Саша был следующим в группе десантников, он покинул самолет сразу же за Юрой и видел, как его друг и Иннин любимый камнем летит вниз, борясь с заклинившими стропами.
Парашют не раскрылся. Одна возможность из тысячи… Почему же именно у него?!
— Почему же ты жив? — ненавидяще прошептала Инна. — Почему не ты надел тот парашют? Почему у тебя раскрылся, а у него нет? Почему ты не пытался помочь, поймать, спасти? Ведь он должен жить, должен!

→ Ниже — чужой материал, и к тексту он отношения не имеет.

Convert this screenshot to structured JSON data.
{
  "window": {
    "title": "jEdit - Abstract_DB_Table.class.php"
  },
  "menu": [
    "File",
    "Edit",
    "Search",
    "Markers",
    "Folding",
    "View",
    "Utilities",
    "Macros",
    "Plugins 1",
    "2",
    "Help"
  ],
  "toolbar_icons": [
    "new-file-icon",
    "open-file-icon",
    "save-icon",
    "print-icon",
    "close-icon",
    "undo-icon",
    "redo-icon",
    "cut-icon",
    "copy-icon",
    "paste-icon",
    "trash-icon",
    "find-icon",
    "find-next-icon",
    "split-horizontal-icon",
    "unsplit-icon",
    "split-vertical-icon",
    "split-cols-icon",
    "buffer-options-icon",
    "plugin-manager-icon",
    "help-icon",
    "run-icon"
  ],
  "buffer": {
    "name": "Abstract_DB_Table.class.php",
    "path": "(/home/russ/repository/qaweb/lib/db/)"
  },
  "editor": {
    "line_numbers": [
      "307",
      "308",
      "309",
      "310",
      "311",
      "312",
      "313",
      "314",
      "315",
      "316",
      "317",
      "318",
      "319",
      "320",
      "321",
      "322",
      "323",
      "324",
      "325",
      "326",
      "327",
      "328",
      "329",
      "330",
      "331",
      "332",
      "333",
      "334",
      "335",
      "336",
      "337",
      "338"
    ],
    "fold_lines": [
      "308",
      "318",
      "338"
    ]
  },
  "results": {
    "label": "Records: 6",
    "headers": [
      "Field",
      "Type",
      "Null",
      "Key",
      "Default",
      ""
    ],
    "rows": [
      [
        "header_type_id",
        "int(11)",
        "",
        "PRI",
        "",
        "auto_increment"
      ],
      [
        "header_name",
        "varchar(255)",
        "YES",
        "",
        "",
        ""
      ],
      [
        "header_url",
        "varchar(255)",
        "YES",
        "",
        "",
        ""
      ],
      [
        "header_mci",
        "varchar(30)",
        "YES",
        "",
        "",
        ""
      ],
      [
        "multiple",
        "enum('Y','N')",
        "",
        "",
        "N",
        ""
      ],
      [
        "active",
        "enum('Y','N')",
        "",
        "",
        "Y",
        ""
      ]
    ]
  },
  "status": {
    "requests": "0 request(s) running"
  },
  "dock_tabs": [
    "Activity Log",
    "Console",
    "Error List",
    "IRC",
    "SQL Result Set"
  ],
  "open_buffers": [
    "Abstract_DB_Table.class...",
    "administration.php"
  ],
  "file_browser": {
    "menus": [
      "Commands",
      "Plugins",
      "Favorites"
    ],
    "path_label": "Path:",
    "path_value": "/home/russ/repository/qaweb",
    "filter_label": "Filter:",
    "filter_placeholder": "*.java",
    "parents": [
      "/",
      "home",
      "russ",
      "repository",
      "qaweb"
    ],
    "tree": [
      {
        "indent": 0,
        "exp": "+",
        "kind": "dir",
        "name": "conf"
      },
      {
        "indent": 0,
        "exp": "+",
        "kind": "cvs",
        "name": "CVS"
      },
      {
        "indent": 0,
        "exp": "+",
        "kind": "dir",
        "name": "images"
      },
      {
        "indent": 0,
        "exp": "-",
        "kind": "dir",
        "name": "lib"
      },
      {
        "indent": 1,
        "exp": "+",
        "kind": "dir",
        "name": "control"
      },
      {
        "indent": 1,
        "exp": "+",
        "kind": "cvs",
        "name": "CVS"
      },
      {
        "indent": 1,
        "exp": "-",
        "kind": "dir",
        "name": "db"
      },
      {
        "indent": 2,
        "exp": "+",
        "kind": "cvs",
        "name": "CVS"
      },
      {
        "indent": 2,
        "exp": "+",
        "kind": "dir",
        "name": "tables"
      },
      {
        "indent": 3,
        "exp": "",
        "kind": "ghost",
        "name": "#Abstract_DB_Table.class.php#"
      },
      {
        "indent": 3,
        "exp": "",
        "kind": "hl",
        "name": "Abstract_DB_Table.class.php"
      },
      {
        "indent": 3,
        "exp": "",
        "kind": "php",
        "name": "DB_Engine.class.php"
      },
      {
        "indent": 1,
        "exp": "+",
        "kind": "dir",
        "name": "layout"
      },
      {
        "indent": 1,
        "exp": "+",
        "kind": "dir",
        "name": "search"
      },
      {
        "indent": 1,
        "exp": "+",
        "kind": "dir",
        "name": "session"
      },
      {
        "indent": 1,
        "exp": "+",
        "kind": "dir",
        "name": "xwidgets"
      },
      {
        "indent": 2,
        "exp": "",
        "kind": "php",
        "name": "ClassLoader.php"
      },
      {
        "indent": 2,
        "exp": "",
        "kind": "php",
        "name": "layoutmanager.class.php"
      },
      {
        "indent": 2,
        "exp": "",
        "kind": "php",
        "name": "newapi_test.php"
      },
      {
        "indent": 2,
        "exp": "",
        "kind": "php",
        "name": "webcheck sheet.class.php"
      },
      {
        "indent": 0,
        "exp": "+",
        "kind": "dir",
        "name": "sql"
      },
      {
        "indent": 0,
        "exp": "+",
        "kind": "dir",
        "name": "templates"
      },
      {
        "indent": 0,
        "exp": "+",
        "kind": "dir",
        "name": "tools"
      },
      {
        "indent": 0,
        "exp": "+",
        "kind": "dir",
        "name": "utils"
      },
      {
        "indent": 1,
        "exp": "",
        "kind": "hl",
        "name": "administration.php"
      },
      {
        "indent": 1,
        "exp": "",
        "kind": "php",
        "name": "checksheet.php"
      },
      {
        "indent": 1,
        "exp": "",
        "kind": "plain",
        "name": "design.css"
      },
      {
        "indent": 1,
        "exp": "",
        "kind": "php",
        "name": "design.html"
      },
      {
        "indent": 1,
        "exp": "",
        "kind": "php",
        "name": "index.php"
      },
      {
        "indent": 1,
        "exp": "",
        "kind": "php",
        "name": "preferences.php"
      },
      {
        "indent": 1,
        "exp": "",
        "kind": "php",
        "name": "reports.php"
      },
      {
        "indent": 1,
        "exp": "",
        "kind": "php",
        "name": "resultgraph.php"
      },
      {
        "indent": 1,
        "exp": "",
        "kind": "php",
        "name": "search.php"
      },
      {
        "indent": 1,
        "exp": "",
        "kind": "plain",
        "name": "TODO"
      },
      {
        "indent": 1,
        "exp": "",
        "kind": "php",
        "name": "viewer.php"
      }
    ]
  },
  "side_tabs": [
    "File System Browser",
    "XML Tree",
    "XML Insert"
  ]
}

Друзья предлагали Инне помощь, но она отправила им гневное короткое послание, что не желает их отныне ни видеть, ни слышать. Они умерли для нее вместе с Юрой.
Это было больно, несправедливо, но иначе она просто не могла.
Ее стали мучить кошмары. Ночами она просыпалась от страха вся в липком поту. Ей чудилось, что она падает, несется вниз с бешеной скоростью. Ветер свистит в ушах, вокруг клубится серый туман и мешает дышать… А земля надвигается снизу, даже не земля, а разверзшаяся бездна… И там, внутри, кто-то злобно хохочет, поджидая ее…
Она боялась выйти из дома даже на прогулку с Алешкой. Она вообще стала бояться людей, звонков телефона, стуков в дверь.
Родители сходили в загс зарегистрировать внука, и Инна, взяв в руки свидетельство о рождении, залилась слезами. В графе «Отец» стоял жирный прочерк. Словно не было у Алешки отца, словно и не жил Юра на свете — только прочерк остался, стирающий последнюю память.
И больше никто на свете, кроме нее, не помнит и не знает, каким же он был… И Алешка никогда не увидит его ласковой улыбки, его не подкинут в воздух крепкие руки… И не обнимут больше Инну, и губы их не сольются в долгом поцелуе…
Она выключала телевизор, если шел фильм про любовь, уходила, если отец садился смотреть передачу о войне…
Она брала на руки Алешку и смотрела в его лицо, отыскивая с каждым днем все больше Юриных черт…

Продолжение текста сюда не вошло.